It was a good night for supercross in the Mecca of it all, Angel Stadium in Anaheim. The typical sold-out crowd came to see a show, and they got it from opening ceremonies right down to the main event, all of which showcased a sport that just keeps getting bigger and better. And as one star begins to build the end to his career, another is beginning to come into his own just in time to take the mantle.

Busted shoulder and all, Chad Reed still managed to score the Progressive Direct Holeshot in the SX main event

Of course, fancy opening ceremonies and big crowds were to be expected here, but the big fear was that the racing wouldn’t deliver the goods—something even more critical considering a live crowd was watching the show on Speed. But the race was plenty exciting, as a variety of dramas played out, including Ricky Carmichael’s last Anaheim ride, James Stewart’s ascension to the AMA Supercross throne, and a gutty ride by Chad Reed for third. Stewart seemed to have the edge on everyone all night, and he ultimately used that advantage to win the race for the second-straight year. Carmichael would end up second, which means he will probably end his career without having ever taken a win at Anaheim 1, a fact that he maintains doesn’t really mean anything to him considering he’s won so many races.

But coming into the race the story wasn’t Stewart or Carmichael, it was Reed, who was injured in a practice crash the weekend before the race wasn’t even sure if he would be able to race at all. He hopped on his San Manuel Band of Mission Indians Yamaha and rode some laps in practice, then headed to the gate in his heat race looking to earn his spot in the main (Reed could have earned an automatic spot on the gate since he was in the top-ten in points, using the provisional gate pick that top ten riders get to use twice in a season). Unfortunately, he crashed immediately in his heat and then had to claw his way all the way back into a qualifying position. Right then and there, Reed considered quitting and using his provisional pick, but he dug deep and finished eighth to make the main.

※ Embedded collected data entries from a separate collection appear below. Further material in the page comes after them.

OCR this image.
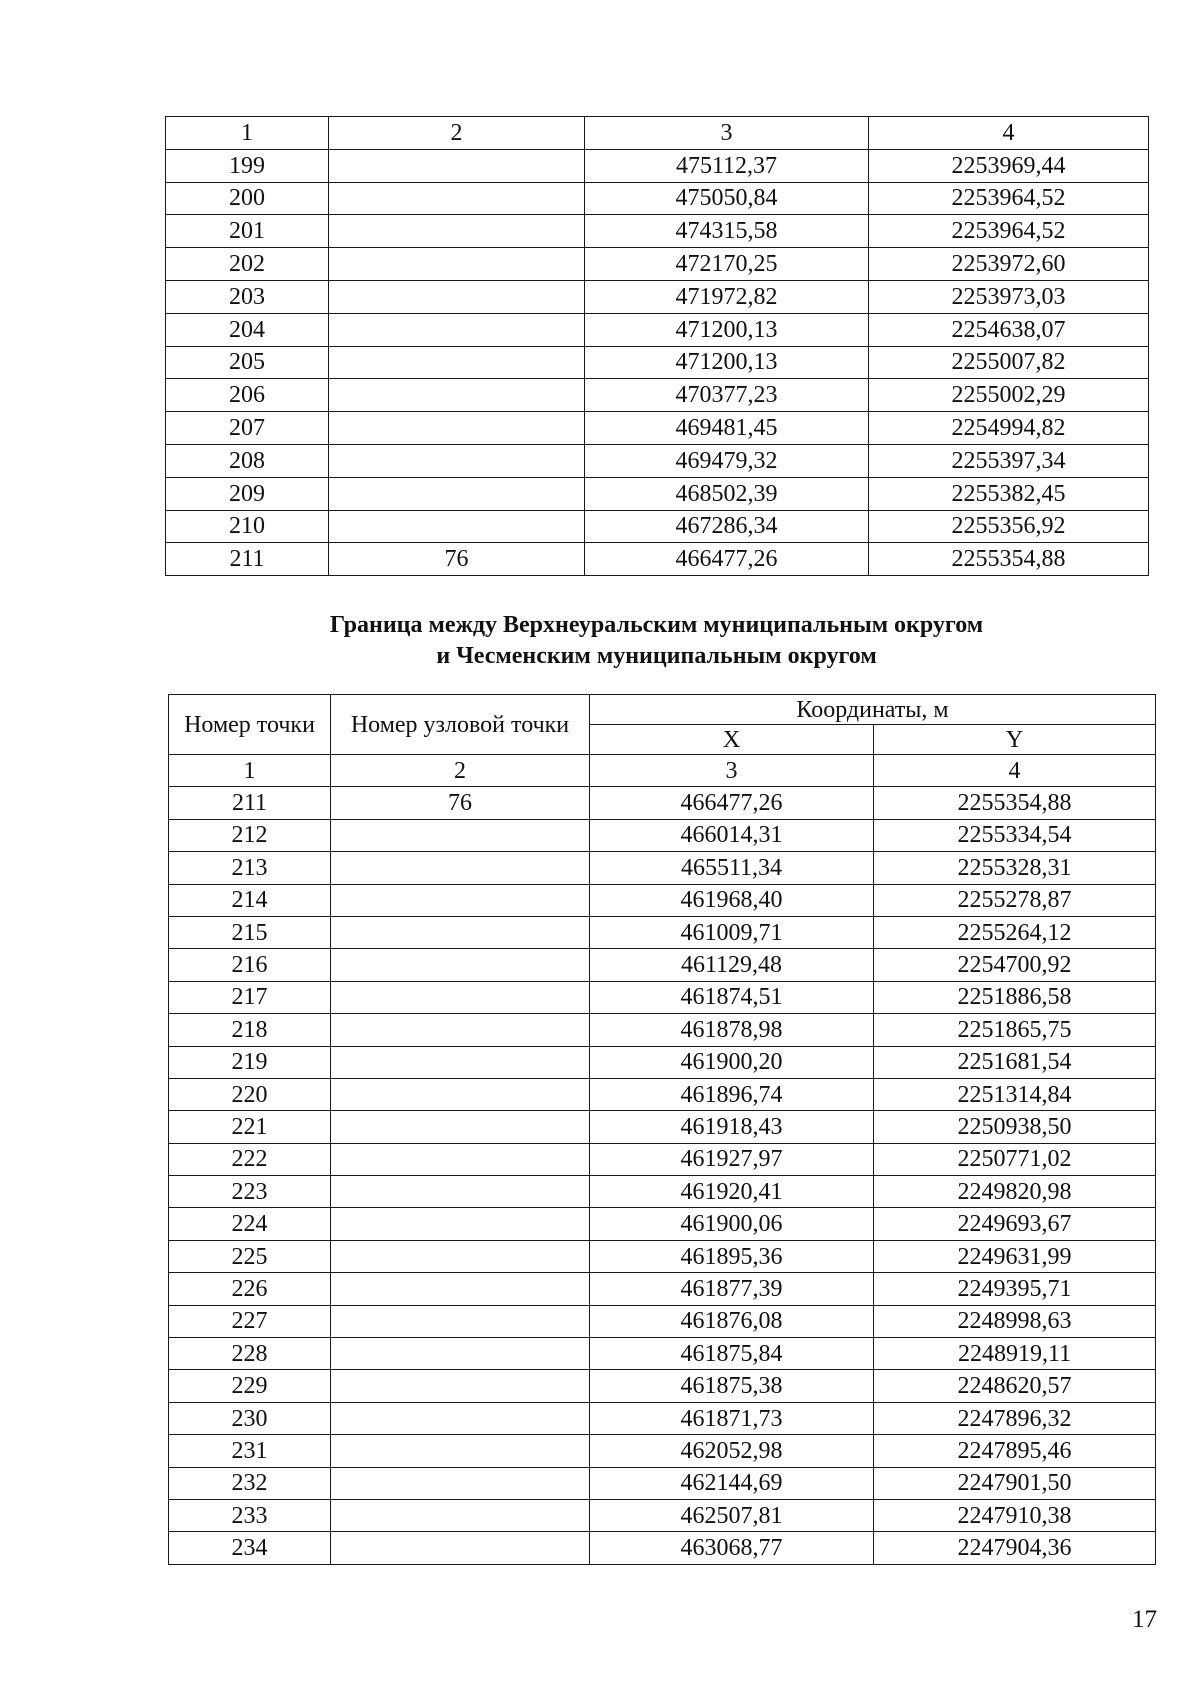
1	2	3	4
199		475112,37	2253969,44
200		475050,84	2253964,52
201		474315,58	2253964,52
202		472170,25	2253972,60
203		471972,82	2253973,03
204		471200,13	2254638,07
205		471200,13	2255007,82
206		470377,23	2255002,29
207		469481,45	2254994,82
208		469479,32	2255397,34
209		468502,39	2255382,45
210		467286,34	2255356,92
211	76	466477,26	2255354,88
Граница между Верхнеуральским муниципальным округом
и Чесменским муниципальным округом
Номер точки	Номер узловой точки	Координаты, м	
		X	Y
1	2	3	4
211	76	466477,26	2255354,88
212		466014,31	2255334,54
213		465511,34	2255328,31
214		461968,40	2255278,87
215		461009,71	2255264,12
216		461129,48	2254700,92
217		461874,51	2251886,58
218		461878,98	2251865,75
219		461900,20	2251681,54
220		461896,74	2251314,84
221		461918,43	2250938,50
222		461927,97	2250771,02
223		461920,41	2249820,98
224		461900,06	2249693,67
225		461895,36	2249631,99
226		461877,39	2249395,71
227		461876,08	2248998,63
228		461875,84	2248919,11
229		461875,38	2248620,57
230		461871,73	2247896,32
231		462052,98	2247895,46
232		462144,69	2247901,50
233		462507,81	2247910,38
234		463068,77	2247904,36
17
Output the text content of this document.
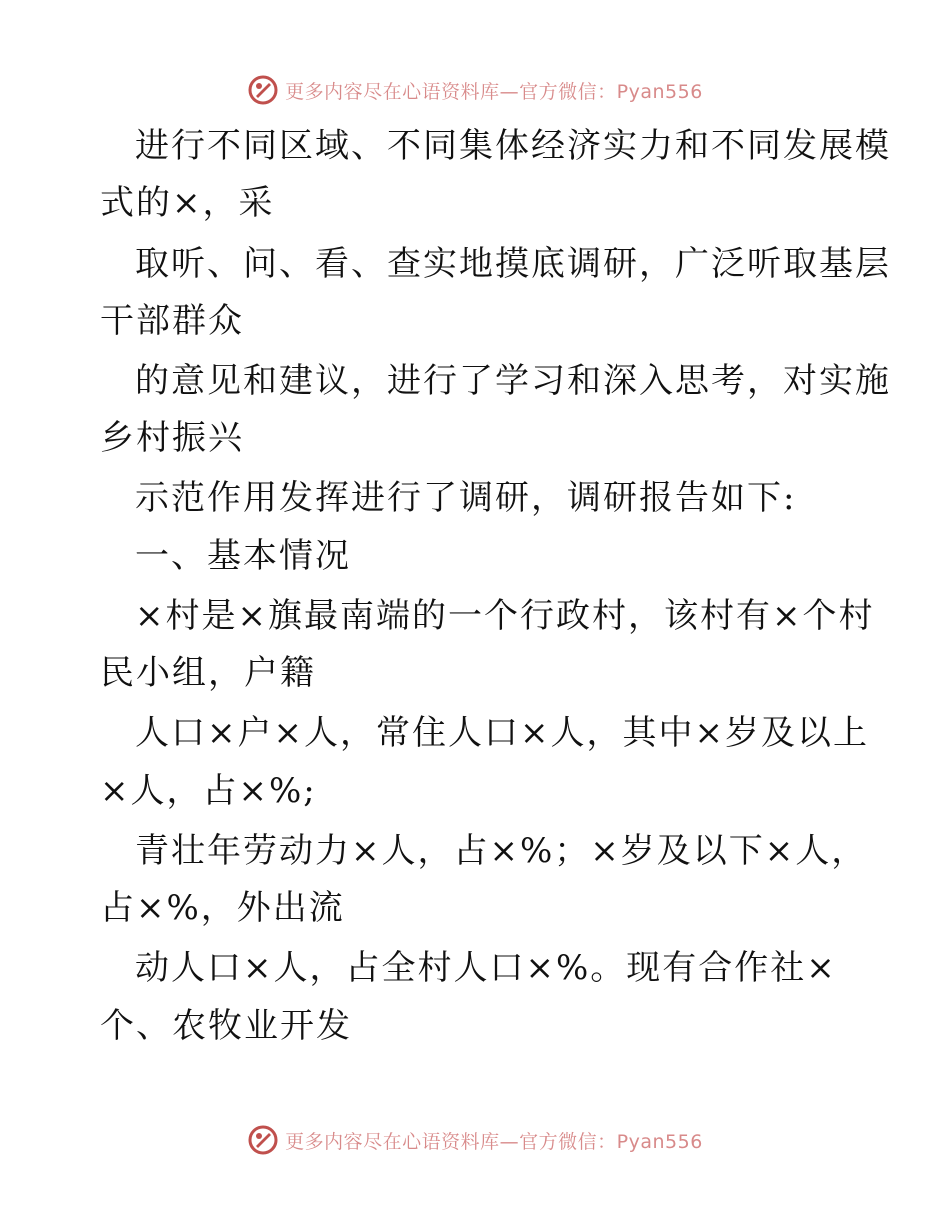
更多内容尽在心语资料库—官方微信：Pyan556
进行不同区域、不同集体经济实力和不同发展模
式的×，采
取听、问、看、查实地摸底调研，广泛听取基层
干部群众
的意见和建议，进行了学习和深入思考，对实施
乡村振兴
示范作用发挥进行了调研，调研报告如下:
一、基本情况
×村是×旗最南端的一个行政村，该村有×个村
民小组，户籍
人口×户×人，常住人口×人，其中×岁及以上
×人，占×%;
青壮年劳动力×人，占×%；×岁及以下×人，
占×%，外出流
动人口×人，占全村人口×%。现有合作社×
个、农牧业开发
更多内容尽在心语资料库—官方微信：Pyan556
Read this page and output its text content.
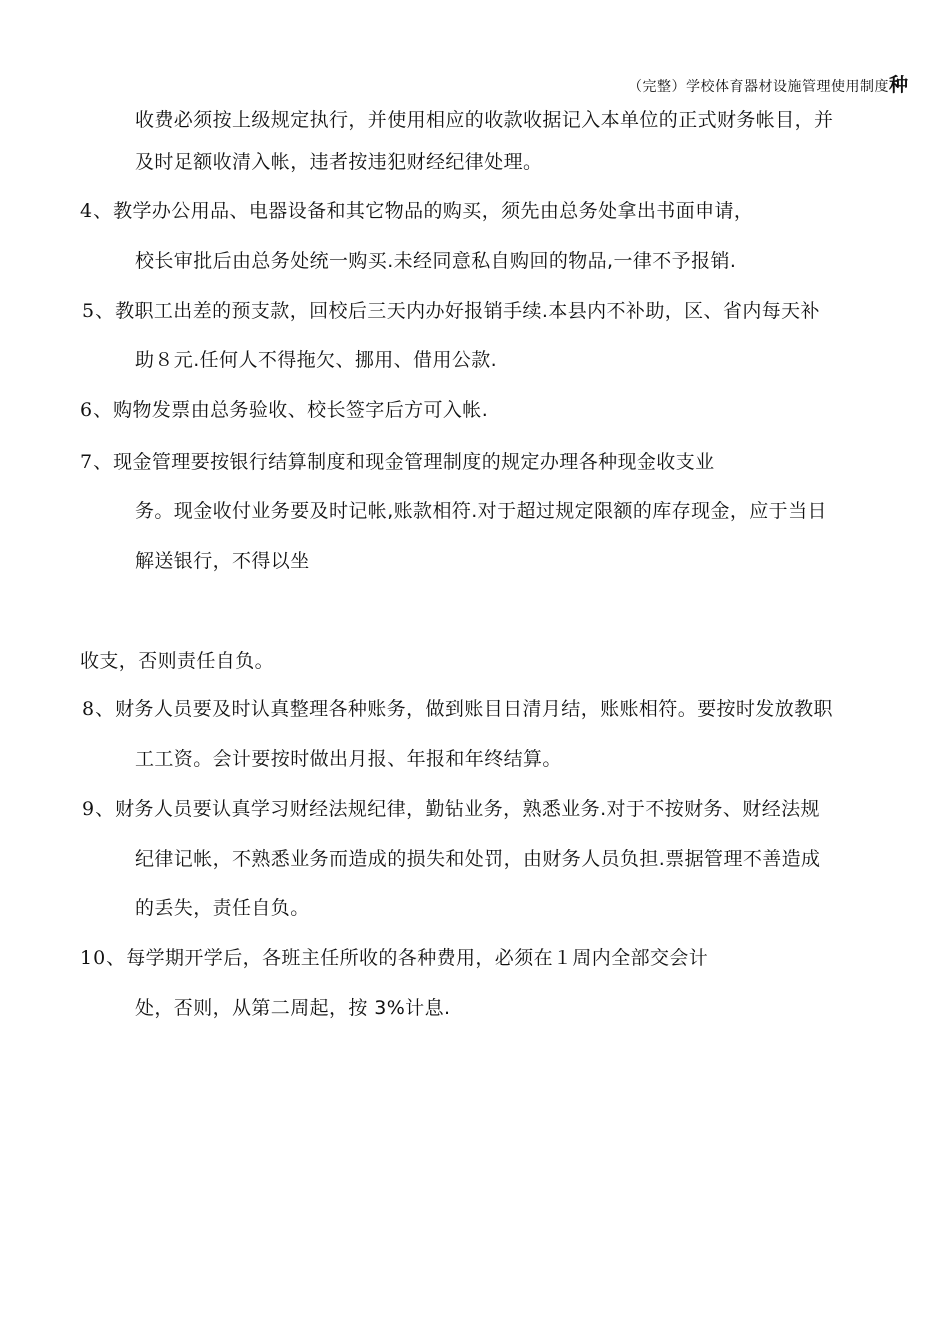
（完整）学校体育器材设施管理使用制度种
收费必须按上级规定执行，并使用相应的收款收据记入本单位的正式财务帐目，并
及时足额收清入帐，违者按违犯财经纪律处理。
4、教学办公用品、电器设备和其它物品的购买，须先由总务处拿出书面申请，
校长审批后由总务处统一购买.未经同意私自购回的物品,一律不予报销.
5、教职工出差的预支款，回校后三天内办好报销手续.本县内不补助，区、省内每天补
助８元.任何人不得拖欠、挪用、借用公款.
6、购物发票由总务验收、校长签字后方可入帐.
7、现金管理要按银行结算制度和现金管理制度的规定办理各种现金收支业
务。现金收付业务要及时记帐,账款相符.对于超过规定限额的库存现金，应于当日
解送银行，不得以坐
收支，否则责任自负。
8、财务人员要及时认真整理各种账务，做到账目日清月结，账账相符。要按时发放教职
工工资。会计要按时做出月报、年报和年终结算。
9、财务人员要认真学习财经法规纪律，勤钻业务，熟悉业务.对于不按财务、财经法规
纪律记帐，不熟悉业务而造成的损失和处罚，由财务人员负担.票据管理不善造成
的丢失，责任自负。
10、每学期开学后，各班主任所收的各种费用，必须在１周内全部交会计
处，否则，从第二周起，按 3%计息.
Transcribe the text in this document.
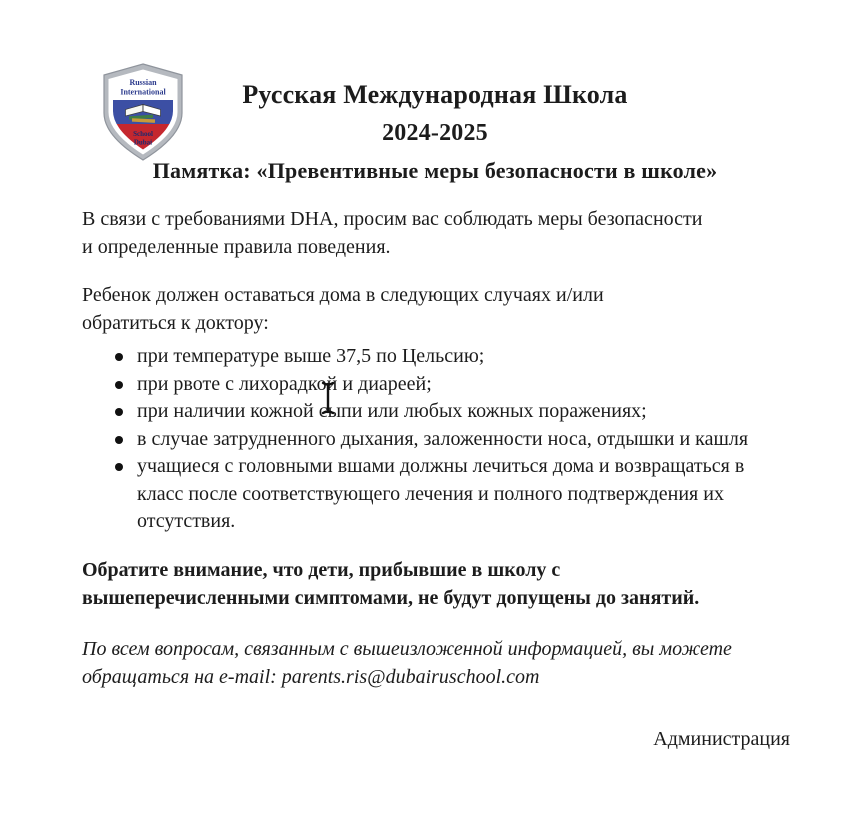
Russian
International
School
Dubai
Русская Международная Школа
2024-2025
Памятка: «Превентивные меры безопасности в школе»
В связи с требованиями DHA, просим вас соблюдать меры безопасности
и определенные правила поведения.
Ребенок должен оставаться дома в следующих случаях и/или
обратиться к доктору:
при температуре выше 37,5 по Цельсию;
при рвоте с лихорадкой и диареей;
при наличии кожной сыпи или любых кожных поражениях;
в случае затрудненного дыхания, заложенности носа, отдышки и кашля
учащиеся с головными вшами должны лечиться дома и возвращаться в
класс после соответствующего лечения и полного подтверждения их
отсутствия.
Обратите внимание, что дети, прибывшие в школу с
вышеперечисленными симптомами, не будут допущены до занятий.
По всем вопросам, связанным с вышеизложенной информацией, вы можете
обращаться на e-mail: parents.ris@dubairuschool.com
Администрация
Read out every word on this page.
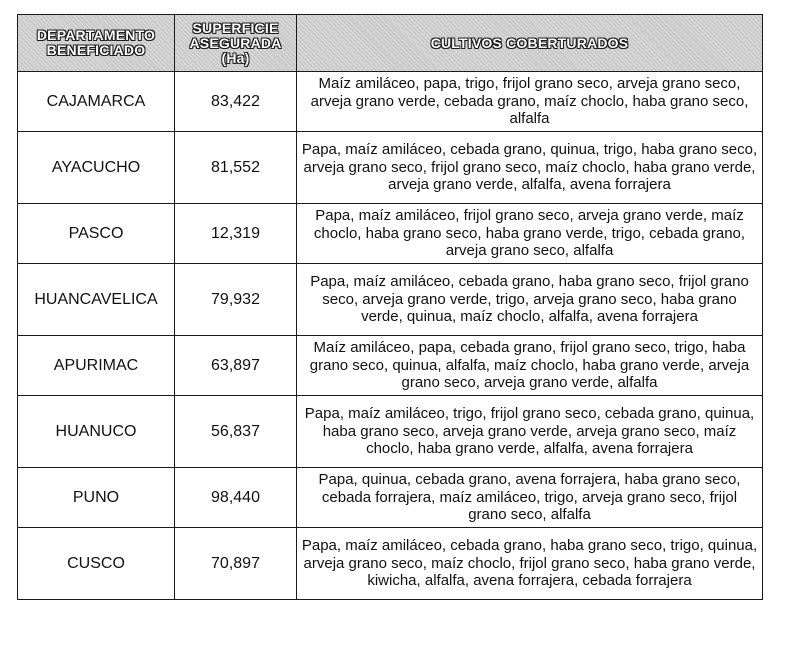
DEPARTAMENTO BENEFICIADO	SUPERFICIE ASEGURADA (Ha)	CULTIVOS COBERTURADOS
CAJAMARCA	83,422	Maíz amiláceo, papa, trigo, frijol grano seco, arveja grano seco, arveja grano verde, cebada grano, maíz choclo, haba grano seco, alfalfa
AYACUCHO	81,552	Papa, maíz amiláceo, cebada grano, quinua, trigo, haba grano seco, arveja grano seco, frijol grano seco, maíz choclo, haba grano verde, arveja grano verde, alfalfa, avena forrajera
PASCO	12,319	Papa, maíz amiláceo, frijol grano seco, arveja grano verde, maíz choclo, haba grano seco, haba grano verde, trigo, cebada grano, arveja grano seco, alfalfa
HUANCAVELICA	79,932	Papa, maíz amiláceo, cebada grano, haba grano seco, frijol grano seco, arveja grano verde, trigo, arveja grano seco, haba grano verde, quinua, maíz choclo, alfalfa, avena forrajera
APURIMAC	63,897	Maíz amiláceo, papa, cebada grano, frijol grano seco, trigo, haba grano seco, quinua, alfalfa, maíz choclo, haba grano verde, arveja grano seco, arveja grano verde, alfalfa
HUANUCO	56,837	Papa, maíz amiláceo, trigo, frijol grano seco, cebada grano, quinua, haba grano seco, arveja grano verde, arveja grano seco, maíz choclo, haba grano verde, alfalfa, avena forrajera
PUNO	98,440	Papa, quinua, cebada grano, avena forrajera, haba grano seco, cebada forrajera, maíz amiláceo, trigo, arveja grano seco, frijol grano seco, alfalfa
CUSCO	70,897	Papa, maíz amiláceo, cebada grano, haba grano seco, trigo, quinua, arveja grano seco, maíz choclo, frijol grano seco, haba grano verde, kiwicha, alfalfa, avena forrajera, cebada forrajera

Reed leads Stewart and Carmichael early in the main event

Makita Suzuki’s Ivan Tedesco gutted it out, too, and made the main through his heat, even though man expected him not to race due to a hand injury he suffered in Canada.

Carmichael and Stewart won the heats, and the crowd was all pumped up for the battle between them in the main. But Reed, ailing, pulled the start of his life with a holeshot from the outside (16th gate pick) and then let adrenaline carry him through the race. He couldn’t hang on in the whoops, though, and Stewart quickly went past him there and took the lead. A lap later Carmichael passed Reed, but Reed hung close, and when Carmichael bobbled in the whoops, Reed improbably took second back from him. Then Carmichael was able to get back around and go after Stewart, but with the way Stewart was riding, it didn’t look like that could happen.

But then, almost like a gift from the racing Gods, Stewart lost his front end in the corner after the finish-line jump and went down. He was fine, but now it was on, the big three in a big battle. As RC and Stewart left Reed behind, Stewart erased Carmichael’s small gap and then made an unbelievably spectacular pass, scrubbing a jump hard, staying low, and going right past Carmichael.

“I felt like I didn’t want to wait around,” said Stewart. “I scrubbed it pretty good there. I felt my footpegs drag.

After that Ricky stayed close, putting pressure on James and hoping for another mistake, and the capacity crowd stayed on its feet in anticipation. But in the end, it was Carmichael who made the errors. He landed on a tuff block and managed to recover, and then lost his front end in the next corner and went down.

“James just had the edge on me all night,” said Ricky. “I felt like I just had to ride on that edge to try to stay with him. I was really chasing my tail in the 180 degree corners. I couldn’t turn early and get back to the inside. That’s how you wind up going down.”

Ryan Villopoto was on the gas, winning the Lites main event.

Stewart was able to cruise through the last few laps and take the win, and he celebrated hard, happy to come back from a rough trip through Canada and also from a spill in the main to win.

“I felt like I earned it,” said Stewart.

Reed, meanwhile, somehow held on for third. “That was probably the biggest start of my life,” he said. “I was dealt a really bad hand, but I knew it was what I had to play. I just really want to win the supercross title, and this is what I had to do.”

Travis Preston finished an impressive fourth on his Sobe/Samsung Honda, with Monster/Kawasaki’s Tim Ferry fifth.

In Lites racing, the world expected Monster/Pro Circuit/Kawasaki’s Ryan Villopoto to win, and he did. They may not have expected MX2 World Champion Christophe Pourcel to finish second, but he did, a spectacular ride in his supercross debut. Third went to a rejuvenated Jason Lawrence, now of the Boost Mobile/Yamaha of Troy team.

Christophe Pourcel was impressive in his second-place finish in the SX Lites main

Villopoto’s main championship rival was supposed to be Sobe/Samsung Honda’s Josh Grant, but Grant crashed in the whoops in practice. He qualified in his heat race, but then didn’t line up for the main event.

With a full stadium, a live TV audience and a sold out crowd, things were good for supercross in Anaheim. Now the march through the country begins, with Stewart looking to carry the points lead, the pressure, and the sport on his shoulders, and Reed just trying to get his to feel better.